The Licinian Library is Termini Imerese’s municipal library. It was founded in May 1800 by Giuseppe Ciprì and it takes its name from Ciprì’s nickname, Mopso Licinio, used within the Euracean Academy. Ciprì felt the necessity of founding it as counsellor of Termini’s culture and literature passionate, not to mention the possibility of extending the availability of knowledge itself to citizens not belonging to the restricted circle of those who could afford it.

Initially, the Library was located in the rooms of the abolished Company of Jesus, and only in 1952, it moved to the current location. The new place once belonged to St. Claire monastery, where, moreover, the classical high school Gregorio Ugdulena was sited for a few years, as well.

The Licinian Library, that today counts around 100000 volumes, besides newspapers and non-paper materials, such as CD, VHS, historical photos and discs, was originally made up of the personal collection of the same Ciprì, who, later, expanded it thanks to help of other Termini Imerese citizens, the archpriest Daidone, as well as other notable figures, such as the historian Niccolò Palmeri in 1848, Major Salvatore Drago in 1859, Antonio Gargotta in 1883, Baron Di Michele of Villaurea, and Liborio Arrigo. The most important core of the works, because of their antiquity, historical and qualitative value, is made up of 4500 volumes coming from the Library of S. Martino delle Scale Convent.

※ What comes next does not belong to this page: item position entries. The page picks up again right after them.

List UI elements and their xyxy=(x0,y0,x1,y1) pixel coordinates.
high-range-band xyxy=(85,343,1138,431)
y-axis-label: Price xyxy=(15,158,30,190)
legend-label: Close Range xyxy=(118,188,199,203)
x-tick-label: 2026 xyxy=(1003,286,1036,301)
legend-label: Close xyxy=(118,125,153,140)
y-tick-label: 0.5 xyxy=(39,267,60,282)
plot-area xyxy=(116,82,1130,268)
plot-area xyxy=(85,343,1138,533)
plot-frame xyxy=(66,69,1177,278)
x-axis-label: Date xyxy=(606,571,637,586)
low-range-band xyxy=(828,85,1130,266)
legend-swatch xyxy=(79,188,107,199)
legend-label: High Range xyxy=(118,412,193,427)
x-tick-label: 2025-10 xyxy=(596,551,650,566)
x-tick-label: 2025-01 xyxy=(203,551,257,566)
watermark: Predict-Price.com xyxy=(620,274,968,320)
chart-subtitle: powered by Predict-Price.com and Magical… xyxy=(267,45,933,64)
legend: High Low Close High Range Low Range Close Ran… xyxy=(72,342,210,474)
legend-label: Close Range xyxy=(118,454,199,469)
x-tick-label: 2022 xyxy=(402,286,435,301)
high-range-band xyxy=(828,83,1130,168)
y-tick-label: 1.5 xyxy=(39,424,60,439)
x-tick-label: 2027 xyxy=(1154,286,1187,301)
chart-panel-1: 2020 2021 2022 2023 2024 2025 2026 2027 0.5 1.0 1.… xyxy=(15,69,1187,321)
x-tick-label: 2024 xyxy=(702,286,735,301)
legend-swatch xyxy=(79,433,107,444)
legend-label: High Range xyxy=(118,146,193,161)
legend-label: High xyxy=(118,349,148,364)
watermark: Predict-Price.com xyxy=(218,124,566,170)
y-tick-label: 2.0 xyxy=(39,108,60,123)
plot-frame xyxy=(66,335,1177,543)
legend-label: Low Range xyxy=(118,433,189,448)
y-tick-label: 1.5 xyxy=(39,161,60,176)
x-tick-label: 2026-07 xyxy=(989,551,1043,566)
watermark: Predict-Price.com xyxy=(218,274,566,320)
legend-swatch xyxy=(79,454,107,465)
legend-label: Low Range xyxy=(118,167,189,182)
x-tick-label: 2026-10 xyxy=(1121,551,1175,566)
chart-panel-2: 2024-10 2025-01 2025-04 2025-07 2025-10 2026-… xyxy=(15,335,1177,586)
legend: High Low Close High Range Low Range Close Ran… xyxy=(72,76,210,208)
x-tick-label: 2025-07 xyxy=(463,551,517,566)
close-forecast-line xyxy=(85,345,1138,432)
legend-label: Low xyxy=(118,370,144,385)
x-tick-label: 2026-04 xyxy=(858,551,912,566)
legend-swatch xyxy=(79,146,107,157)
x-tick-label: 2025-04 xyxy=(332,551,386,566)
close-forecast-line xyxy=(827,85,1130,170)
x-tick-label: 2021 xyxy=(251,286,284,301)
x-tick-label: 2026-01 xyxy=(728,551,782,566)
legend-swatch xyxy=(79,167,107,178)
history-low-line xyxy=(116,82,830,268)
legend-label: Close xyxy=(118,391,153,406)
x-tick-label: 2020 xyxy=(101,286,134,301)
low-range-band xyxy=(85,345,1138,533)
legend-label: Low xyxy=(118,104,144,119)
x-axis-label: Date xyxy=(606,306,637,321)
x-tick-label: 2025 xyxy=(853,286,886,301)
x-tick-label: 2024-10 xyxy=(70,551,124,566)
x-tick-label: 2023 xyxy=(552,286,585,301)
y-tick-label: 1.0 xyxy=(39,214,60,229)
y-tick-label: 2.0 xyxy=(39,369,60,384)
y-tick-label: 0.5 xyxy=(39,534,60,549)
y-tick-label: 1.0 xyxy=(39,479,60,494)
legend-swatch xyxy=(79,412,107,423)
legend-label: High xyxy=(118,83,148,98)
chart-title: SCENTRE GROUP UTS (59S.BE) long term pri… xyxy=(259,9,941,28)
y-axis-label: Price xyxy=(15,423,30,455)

More recent donations have been made by the families of the Attorney Agostino Di Lisi and Professor Giuseppe Navarra.

The preserved volumes are mainly consultation and encyclopaedic works, but the most valuable are a series of manuscripts, such as the legal acts of the Euracean Academy and a volume by Agatino Musso, besides parchments dating back to XIV-XVII centuries, containing privileges obtained by Termini Imerese, received by Aragonese kings and Popes, including tariffs, gabelle, anchoring, and tithe exemption, ius ligandi, the act of return of Mt. San Calogero – seized by Caccamo – the title of Civitas Splendidissima, given by King Ferdinand in 1499, and patronage over some churches. Later, a rich collection of considerable historic interest was added, including works by Paolo Balsamo, Nicolò Palmeri, Baldassarre Romano, Rosina Salvo, Francesco Coppola, Antonino La Manna, Gregorio Ugdulena, Girolamo Sceusa and many others, such as important texts by the philosopher and theologian Pietro Colonna, from XVI century, and Fulco Timoteo, from XVII century, whose brief and universal history of the created world is preserved. Moreover, documents concerning monasteries and suppressed religious corporations from Caccamo, Montemaggiore Belsito, Caltavuturo and Termini itself, together with other adjacent towns, are kept in the Library, orders that existed between XVI and XIX century. Lastly, among the stored pieces, it is possible to find documents from the historic municipal archive, such as the Jury Acts of Termini Imerese (XVI-XIX century), the Civic Council Acts (XIX-XX cent.) and the Decurionato Acts (XIX cent), but also calls for tender, ordinances, accounting books, mail and consults registers, and miscellaneous.

According to the founder’s will, the Library was created as an autonomous institution, administered by three deputies, such as the pro-tempore Archpriest, who was also the president, Baron Di Michele of Villaura and the Mayor. The librarian had to be chosen among the clerics of St. Filippo Neri’s Oratory or among those belonging to the secular clergy. With the years and the reduction of the sources, the municipal administration, in order to avoid a shutdown of the ancient institution, in conjunction with the Archpriest and the relevant authorities, in 1968, converted the Licinian Library into Municipal Library.